Часть 5.1 (1/2)

Темная комната, проеденная то ли хлоркой, то ли слоями бактерий – в темноте трудно различить. Об этом месте слагали легенды, пели песни, вокруг него строили государства. Дежурное зеленое окошко по ту сторону решетки, звон цепей и мелодичная ругань алкаша за стеной, смешанная с храпом охранника – чудесная музыка, которую Юнги зазря избегал на протяжении жизни. Постепенно начинаешь привыкать и понимать, что здесь куда спокойнее, чем можно было бы себе представить. Тебе не надо никуда торопиться, стараться ради очередной копейки, лишь бы твое существование продолжилось хоть на шаг дольше, хоть на вздох... Ты уже все сделал. А они уж, поверь, позаботятся о твоей шкуре, ведь просто так сгнить тут тебе никто не даст.

В повисшей на воздухе паутине можно было разглядеть друг друга, но Юнги было незачем этого делать. Он прекрасно слышал непрекращающиеся метания Чимина то к левому плечу, то к правому. Да уж, в такой будке далеко не прогуляешься. Юнги сидел на железке койки, опустив голову, и думал. Мысли вертелись настолько быстро, что постепенно смешались в единую тьму, подобно окружению. Так что он не заметил своего перемещения из мира реального в мир своей души. Не замечал он, так же, как и руки его, при каждой проблеснувшей в тумане пестринке воспоминания, сжимали друг друга, пытаясь разорвать кожу и кости. Юн точно помнил одно: как они сидят перед полицейским и слушают монотонное чтение с листа.
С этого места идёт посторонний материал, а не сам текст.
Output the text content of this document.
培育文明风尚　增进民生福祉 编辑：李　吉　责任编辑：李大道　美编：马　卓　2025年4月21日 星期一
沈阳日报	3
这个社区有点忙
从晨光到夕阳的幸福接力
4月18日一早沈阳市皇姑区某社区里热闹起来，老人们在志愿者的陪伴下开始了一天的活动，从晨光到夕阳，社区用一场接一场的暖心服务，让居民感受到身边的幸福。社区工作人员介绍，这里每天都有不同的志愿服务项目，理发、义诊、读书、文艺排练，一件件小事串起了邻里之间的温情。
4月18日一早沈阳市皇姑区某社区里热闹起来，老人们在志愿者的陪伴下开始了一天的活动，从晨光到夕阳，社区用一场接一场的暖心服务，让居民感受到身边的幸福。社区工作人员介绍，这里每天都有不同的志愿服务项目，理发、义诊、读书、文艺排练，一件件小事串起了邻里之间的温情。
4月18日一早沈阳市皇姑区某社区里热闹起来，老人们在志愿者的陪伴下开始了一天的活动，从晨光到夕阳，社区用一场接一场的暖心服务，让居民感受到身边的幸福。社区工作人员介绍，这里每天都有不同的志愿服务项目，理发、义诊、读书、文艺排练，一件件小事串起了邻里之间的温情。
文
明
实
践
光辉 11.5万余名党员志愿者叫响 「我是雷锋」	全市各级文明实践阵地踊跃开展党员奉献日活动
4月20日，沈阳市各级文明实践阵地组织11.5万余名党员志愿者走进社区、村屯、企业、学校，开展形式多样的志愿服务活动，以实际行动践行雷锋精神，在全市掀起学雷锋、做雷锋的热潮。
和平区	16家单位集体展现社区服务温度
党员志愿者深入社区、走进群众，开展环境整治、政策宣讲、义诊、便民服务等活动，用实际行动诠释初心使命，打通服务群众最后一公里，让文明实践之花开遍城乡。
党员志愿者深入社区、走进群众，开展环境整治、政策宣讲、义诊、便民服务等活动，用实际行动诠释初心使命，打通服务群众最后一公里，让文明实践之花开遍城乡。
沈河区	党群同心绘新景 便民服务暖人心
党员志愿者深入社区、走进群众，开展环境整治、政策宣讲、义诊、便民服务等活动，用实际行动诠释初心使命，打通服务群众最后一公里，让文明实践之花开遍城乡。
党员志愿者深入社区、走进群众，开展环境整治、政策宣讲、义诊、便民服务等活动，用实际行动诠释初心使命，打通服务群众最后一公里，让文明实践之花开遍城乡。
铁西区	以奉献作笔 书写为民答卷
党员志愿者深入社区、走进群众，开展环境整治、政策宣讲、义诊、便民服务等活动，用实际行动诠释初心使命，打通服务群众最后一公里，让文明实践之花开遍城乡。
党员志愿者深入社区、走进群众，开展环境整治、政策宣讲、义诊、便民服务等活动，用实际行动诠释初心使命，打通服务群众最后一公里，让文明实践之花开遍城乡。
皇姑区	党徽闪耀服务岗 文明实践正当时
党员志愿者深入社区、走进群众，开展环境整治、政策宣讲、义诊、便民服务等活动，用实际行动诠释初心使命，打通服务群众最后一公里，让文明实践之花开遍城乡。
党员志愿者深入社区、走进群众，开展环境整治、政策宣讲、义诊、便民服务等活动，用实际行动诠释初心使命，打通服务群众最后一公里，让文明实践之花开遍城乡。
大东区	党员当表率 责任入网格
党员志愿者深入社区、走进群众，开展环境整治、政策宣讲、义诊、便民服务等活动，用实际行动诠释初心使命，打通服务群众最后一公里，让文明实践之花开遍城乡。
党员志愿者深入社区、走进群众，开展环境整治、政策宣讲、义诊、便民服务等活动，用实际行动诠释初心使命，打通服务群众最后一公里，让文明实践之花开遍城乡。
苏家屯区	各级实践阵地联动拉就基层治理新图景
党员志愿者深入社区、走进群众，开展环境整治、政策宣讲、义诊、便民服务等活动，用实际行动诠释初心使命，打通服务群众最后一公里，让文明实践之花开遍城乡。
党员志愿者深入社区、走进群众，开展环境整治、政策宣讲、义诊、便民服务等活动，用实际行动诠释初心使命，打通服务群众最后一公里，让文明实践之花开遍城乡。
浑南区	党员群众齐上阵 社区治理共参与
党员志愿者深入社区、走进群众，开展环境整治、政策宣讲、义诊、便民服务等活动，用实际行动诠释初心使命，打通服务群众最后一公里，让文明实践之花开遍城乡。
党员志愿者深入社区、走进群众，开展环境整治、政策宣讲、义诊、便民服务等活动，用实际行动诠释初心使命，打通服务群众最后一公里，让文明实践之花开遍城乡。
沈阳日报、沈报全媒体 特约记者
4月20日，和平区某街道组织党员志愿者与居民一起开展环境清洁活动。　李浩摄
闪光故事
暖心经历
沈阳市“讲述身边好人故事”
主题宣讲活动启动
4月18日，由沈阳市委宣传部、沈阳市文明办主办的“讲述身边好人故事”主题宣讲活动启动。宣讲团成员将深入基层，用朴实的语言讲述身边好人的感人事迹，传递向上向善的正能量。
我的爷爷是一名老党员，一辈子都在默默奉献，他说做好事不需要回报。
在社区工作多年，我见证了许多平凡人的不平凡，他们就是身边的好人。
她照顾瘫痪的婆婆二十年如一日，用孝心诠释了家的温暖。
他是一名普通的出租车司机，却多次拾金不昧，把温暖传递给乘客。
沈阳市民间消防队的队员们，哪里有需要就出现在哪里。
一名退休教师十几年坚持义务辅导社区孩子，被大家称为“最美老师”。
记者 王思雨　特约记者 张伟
Имя, фамилия и далее по списку.

— Точно, Юнги, ногти! — Чимин остановился.

— Что ногти? — не покидая своего убежища Юн подал признак жизни.

Чимин присел на колено перед ним и заглянул под нависшие волосы, дабы прочесть на бледном лице поддержку. Уткнувшись нос к носу, он продолжил говорить:

— Нас запрут здесь, это точно, даже не зная за что. Уверен, так и будет. Мои родители меня не вытащат, но, знаешь, они могут оплатить нам отдельную камеру. Знаешь ведь? А раз нам здесь надо будет жить, — Чим протянул свою исписанную кисть. Помимо разукрашенных ногтей, здесь было не мало татуировок. Беспорядочно разбросанные буквы, которые он каким-то образом складывал в слова, перекрытые поверх его излюбленным узором в виде птичьих перьев и когтей. — Надо избавиться от того, что может нам навредить.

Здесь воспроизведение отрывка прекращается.